A missing businesswoman owed thousands of pounds to well-known criminals, according to a man who denies murdering her, a court has heard.
Colin Coats, 42, met detectives in Glasgow to discuss the dealings of Lynda Spence, who vanished in April 2011.
He told officers investigating her disappearance that she had taken money from the Chinese community and was involved in getting fake passports for Eastern Europeans.
Detective Constable Alexander McEwan, 42, from Strathclyde Police, told the jury at the High Court in Glasgow that he wrote down a number of figures during the meeting on June 6 2011, but Coats refused to give an official statement.

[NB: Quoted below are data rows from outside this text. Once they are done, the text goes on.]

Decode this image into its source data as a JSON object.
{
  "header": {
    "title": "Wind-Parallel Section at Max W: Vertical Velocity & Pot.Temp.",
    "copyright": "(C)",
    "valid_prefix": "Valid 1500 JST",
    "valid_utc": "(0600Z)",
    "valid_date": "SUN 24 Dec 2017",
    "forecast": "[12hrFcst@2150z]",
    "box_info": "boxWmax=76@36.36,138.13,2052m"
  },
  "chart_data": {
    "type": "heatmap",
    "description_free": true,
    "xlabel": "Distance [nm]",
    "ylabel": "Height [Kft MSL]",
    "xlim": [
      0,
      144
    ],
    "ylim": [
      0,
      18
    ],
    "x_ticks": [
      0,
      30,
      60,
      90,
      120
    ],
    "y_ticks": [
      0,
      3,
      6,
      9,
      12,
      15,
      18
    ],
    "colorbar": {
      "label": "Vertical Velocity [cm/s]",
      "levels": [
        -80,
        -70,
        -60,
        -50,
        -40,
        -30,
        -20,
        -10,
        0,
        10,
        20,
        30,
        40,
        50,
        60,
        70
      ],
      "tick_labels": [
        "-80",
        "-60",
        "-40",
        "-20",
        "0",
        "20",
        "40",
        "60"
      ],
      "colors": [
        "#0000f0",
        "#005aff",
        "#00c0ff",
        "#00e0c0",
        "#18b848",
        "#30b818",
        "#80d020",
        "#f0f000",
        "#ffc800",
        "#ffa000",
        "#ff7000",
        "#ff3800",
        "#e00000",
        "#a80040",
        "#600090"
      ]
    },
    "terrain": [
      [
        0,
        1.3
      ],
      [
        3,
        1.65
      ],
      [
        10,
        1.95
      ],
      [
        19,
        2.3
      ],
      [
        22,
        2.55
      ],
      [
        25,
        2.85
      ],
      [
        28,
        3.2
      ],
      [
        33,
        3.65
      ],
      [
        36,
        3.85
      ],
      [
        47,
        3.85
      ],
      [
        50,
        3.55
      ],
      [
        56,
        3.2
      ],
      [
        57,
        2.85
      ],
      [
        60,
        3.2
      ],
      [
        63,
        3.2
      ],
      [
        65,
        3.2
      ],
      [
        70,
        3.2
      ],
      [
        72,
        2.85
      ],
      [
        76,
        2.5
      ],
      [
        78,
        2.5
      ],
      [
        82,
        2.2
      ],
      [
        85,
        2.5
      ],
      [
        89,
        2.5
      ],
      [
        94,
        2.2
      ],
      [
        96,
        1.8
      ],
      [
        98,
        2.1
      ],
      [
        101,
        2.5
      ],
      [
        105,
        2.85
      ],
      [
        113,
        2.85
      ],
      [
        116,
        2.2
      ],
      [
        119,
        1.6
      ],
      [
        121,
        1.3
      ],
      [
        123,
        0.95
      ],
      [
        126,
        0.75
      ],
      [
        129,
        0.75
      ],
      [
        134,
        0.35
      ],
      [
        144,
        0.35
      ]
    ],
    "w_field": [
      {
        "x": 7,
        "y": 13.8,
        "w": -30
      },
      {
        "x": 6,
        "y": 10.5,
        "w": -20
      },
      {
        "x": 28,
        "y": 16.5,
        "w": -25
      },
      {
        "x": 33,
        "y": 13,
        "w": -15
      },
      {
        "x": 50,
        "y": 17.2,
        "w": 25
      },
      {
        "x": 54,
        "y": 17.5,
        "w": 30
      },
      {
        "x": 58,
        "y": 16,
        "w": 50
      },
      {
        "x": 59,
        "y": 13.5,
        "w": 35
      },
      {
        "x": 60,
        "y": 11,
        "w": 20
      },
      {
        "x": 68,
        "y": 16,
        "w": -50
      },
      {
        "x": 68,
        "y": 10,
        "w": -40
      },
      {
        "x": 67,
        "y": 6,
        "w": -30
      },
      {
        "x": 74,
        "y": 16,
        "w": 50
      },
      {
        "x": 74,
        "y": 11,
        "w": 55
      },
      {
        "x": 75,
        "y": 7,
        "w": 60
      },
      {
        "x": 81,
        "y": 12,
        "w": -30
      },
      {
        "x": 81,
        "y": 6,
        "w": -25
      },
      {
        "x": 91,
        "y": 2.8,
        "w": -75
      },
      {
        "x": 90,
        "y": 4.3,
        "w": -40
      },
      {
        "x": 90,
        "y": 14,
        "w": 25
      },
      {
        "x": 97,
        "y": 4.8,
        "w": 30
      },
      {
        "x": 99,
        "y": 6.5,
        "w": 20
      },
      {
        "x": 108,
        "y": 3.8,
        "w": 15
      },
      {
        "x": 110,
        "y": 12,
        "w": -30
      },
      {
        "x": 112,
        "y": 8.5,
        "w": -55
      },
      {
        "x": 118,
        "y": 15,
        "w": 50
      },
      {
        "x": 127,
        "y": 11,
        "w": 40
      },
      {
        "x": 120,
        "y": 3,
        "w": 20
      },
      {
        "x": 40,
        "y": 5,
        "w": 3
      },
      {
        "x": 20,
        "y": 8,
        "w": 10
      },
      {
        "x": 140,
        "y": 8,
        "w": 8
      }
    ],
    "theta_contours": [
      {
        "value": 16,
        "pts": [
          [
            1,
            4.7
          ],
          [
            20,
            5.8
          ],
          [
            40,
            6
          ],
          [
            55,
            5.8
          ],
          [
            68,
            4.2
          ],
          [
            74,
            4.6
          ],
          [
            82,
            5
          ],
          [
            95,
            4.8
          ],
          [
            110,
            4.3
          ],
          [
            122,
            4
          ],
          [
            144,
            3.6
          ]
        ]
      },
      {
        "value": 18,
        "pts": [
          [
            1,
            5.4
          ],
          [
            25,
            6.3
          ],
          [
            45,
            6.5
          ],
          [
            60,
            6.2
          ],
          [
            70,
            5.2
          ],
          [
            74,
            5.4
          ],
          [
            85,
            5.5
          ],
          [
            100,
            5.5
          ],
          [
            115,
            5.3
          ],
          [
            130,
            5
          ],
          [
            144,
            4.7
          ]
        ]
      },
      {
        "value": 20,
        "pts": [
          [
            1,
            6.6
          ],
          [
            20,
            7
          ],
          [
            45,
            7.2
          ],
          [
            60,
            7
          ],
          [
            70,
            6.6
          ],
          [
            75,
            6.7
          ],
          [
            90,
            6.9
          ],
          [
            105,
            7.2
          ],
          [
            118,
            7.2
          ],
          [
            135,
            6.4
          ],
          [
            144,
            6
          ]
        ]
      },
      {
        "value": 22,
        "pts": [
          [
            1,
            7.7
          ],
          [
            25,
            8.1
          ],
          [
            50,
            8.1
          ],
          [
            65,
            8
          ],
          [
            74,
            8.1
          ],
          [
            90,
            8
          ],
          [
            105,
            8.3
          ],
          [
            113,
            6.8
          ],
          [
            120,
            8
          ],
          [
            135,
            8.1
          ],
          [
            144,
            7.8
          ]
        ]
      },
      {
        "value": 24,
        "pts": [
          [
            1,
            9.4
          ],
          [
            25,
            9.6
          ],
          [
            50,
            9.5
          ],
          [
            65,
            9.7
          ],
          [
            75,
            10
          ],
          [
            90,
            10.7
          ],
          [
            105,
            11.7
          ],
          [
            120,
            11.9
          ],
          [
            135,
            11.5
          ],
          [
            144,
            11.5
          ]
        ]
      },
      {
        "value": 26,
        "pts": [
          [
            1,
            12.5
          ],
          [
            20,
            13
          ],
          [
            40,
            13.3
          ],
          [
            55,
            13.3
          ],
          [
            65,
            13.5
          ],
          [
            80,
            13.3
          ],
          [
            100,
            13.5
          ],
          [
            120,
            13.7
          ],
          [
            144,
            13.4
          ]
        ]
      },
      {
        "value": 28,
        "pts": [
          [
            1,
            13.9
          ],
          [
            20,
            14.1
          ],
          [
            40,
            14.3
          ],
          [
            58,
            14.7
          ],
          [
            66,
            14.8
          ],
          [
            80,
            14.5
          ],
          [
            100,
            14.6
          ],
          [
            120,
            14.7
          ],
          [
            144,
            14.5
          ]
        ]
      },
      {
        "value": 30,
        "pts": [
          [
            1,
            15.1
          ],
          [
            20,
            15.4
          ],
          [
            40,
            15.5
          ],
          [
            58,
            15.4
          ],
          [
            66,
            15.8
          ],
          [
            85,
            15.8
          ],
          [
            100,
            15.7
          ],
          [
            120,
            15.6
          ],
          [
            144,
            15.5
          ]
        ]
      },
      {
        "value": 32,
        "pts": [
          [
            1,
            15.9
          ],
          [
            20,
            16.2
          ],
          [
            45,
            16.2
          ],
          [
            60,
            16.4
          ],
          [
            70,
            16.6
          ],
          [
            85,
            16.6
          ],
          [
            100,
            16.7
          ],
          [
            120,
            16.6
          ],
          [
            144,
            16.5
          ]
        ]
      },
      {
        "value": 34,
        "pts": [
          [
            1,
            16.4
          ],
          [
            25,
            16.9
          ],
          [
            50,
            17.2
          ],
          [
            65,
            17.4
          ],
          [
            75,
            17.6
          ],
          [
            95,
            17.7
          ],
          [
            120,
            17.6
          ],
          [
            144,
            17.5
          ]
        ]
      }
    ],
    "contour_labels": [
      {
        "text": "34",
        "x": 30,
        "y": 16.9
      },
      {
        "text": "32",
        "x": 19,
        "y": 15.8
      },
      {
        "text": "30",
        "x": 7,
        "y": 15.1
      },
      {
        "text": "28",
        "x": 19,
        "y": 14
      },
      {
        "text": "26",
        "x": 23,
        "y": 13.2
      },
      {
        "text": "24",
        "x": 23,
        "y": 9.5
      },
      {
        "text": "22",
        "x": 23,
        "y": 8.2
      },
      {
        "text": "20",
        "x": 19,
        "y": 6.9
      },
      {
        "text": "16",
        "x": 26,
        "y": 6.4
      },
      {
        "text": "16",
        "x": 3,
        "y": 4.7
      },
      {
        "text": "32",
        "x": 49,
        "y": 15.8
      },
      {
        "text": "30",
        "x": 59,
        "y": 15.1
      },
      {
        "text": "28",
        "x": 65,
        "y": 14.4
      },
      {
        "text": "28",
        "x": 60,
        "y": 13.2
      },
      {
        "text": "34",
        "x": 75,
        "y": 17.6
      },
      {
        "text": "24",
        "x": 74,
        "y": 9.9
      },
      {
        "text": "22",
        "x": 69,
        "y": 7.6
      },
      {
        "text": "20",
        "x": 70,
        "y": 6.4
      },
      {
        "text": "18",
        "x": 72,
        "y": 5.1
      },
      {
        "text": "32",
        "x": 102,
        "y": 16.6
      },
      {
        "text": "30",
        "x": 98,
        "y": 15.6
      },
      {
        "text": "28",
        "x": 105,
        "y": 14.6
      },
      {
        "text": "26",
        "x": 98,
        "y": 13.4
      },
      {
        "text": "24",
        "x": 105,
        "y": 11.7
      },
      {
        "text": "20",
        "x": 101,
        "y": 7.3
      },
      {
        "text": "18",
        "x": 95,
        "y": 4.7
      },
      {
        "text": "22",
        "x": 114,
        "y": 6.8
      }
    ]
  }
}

Looking at his notes, the witness said: "There's figures that Colin Coats said Lynda Spence owed to various well-known criminals in Glasgow that he said he had now incurred the debts for."

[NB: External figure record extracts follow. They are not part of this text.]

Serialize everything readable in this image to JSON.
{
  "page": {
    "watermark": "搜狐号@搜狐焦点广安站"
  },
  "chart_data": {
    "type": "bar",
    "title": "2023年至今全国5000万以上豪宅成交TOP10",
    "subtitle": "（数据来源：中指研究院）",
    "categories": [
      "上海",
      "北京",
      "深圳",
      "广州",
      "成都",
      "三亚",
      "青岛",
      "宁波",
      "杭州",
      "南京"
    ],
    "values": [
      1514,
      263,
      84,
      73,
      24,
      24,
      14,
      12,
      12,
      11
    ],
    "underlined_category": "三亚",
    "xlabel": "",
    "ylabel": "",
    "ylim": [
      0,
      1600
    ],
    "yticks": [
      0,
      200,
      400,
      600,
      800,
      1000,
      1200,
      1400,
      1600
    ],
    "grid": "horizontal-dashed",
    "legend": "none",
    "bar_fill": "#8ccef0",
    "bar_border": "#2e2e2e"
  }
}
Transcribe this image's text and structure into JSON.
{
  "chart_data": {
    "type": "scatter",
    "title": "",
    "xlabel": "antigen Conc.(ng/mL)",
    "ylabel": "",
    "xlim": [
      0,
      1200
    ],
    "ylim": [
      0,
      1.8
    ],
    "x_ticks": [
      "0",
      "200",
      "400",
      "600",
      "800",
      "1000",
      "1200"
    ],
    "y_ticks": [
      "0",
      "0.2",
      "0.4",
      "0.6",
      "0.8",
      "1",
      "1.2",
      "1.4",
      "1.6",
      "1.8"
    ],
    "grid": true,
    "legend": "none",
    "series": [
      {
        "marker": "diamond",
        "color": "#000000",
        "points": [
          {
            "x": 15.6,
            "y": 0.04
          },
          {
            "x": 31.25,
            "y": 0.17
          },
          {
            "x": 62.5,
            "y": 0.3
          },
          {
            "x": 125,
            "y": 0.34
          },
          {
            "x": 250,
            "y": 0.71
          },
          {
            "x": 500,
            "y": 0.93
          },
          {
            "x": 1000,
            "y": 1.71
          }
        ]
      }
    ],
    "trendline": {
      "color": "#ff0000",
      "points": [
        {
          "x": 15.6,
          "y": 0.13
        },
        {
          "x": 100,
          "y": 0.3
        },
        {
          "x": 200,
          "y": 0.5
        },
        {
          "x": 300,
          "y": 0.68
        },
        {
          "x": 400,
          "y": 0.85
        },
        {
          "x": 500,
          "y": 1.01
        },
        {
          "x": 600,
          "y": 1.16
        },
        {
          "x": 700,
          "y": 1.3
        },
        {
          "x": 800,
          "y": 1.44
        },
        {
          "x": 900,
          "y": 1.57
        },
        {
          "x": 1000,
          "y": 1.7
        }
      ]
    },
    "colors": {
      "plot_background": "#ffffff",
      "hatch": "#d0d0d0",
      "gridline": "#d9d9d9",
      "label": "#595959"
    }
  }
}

Mr McEwan said Coats talked about "power of attorney" during the discussion and mentioned figures of £90,000 and £150,000.

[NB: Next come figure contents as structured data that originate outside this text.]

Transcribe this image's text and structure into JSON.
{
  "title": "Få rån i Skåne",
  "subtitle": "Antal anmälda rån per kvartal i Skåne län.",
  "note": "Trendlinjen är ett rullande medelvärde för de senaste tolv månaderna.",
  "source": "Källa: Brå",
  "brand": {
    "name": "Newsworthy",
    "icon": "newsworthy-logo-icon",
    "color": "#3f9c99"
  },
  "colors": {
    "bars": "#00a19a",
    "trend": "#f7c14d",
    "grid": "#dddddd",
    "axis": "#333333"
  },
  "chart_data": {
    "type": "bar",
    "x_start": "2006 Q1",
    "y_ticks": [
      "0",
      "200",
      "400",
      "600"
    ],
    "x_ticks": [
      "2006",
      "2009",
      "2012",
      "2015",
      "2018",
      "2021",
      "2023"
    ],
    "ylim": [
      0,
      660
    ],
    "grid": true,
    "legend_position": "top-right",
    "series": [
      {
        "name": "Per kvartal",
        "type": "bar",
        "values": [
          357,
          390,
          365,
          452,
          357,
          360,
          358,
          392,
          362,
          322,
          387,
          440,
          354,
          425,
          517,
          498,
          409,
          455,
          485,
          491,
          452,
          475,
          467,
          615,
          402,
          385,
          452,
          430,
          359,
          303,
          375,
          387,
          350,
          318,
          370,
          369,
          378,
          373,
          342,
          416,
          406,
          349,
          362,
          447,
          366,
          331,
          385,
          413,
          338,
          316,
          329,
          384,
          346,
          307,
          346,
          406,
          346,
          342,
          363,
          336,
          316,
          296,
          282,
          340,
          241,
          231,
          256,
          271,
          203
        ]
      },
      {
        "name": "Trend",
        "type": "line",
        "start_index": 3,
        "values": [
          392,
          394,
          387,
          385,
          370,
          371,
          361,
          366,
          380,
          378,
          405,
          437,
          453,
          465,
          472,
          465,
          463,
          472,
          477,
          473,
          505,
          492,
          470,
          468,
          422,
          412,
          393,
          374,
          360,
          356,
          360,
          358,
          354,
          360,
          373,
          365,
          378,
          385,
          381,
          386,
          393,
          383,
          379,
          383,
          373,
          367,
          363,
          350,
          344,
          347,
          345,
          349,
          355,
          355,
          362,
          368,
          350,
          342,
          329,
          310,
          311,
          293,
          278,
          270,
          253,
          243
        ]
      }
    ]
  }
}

"There's mention of people in the Chinese community being owed £175,000," he said. "There's mention of other well-known criminals in Glasgow."
Under cross-examination by Derek Ogg QC, defending Coats, Mr McEwan said: "Colin Coats told me that Lynda was to get three passports for three Polish Eastern Europeans, fraudulent passports."
Coats is on trial with Philip Wade, 42, Paul Smith, 47, and David Parker, 38, for abducting, torturing and murdering 27-year-old Ms Spence. They are accused of holding her hostage for up to a fortnight and assaulting her in an apparent bid to extract financial information from her. They deny the charges.
Earlier, the court heard that Ms Spence had her kneecaps broken with a golf club during a torture session at a flat. Parker told police that she was held at his home in West Kilbride, Ayrshire, after he was offered £1,500. She was burned with a steam iron and hit with a golf club while bound to a chair and wearing glasses with black tape on them, the trial heard.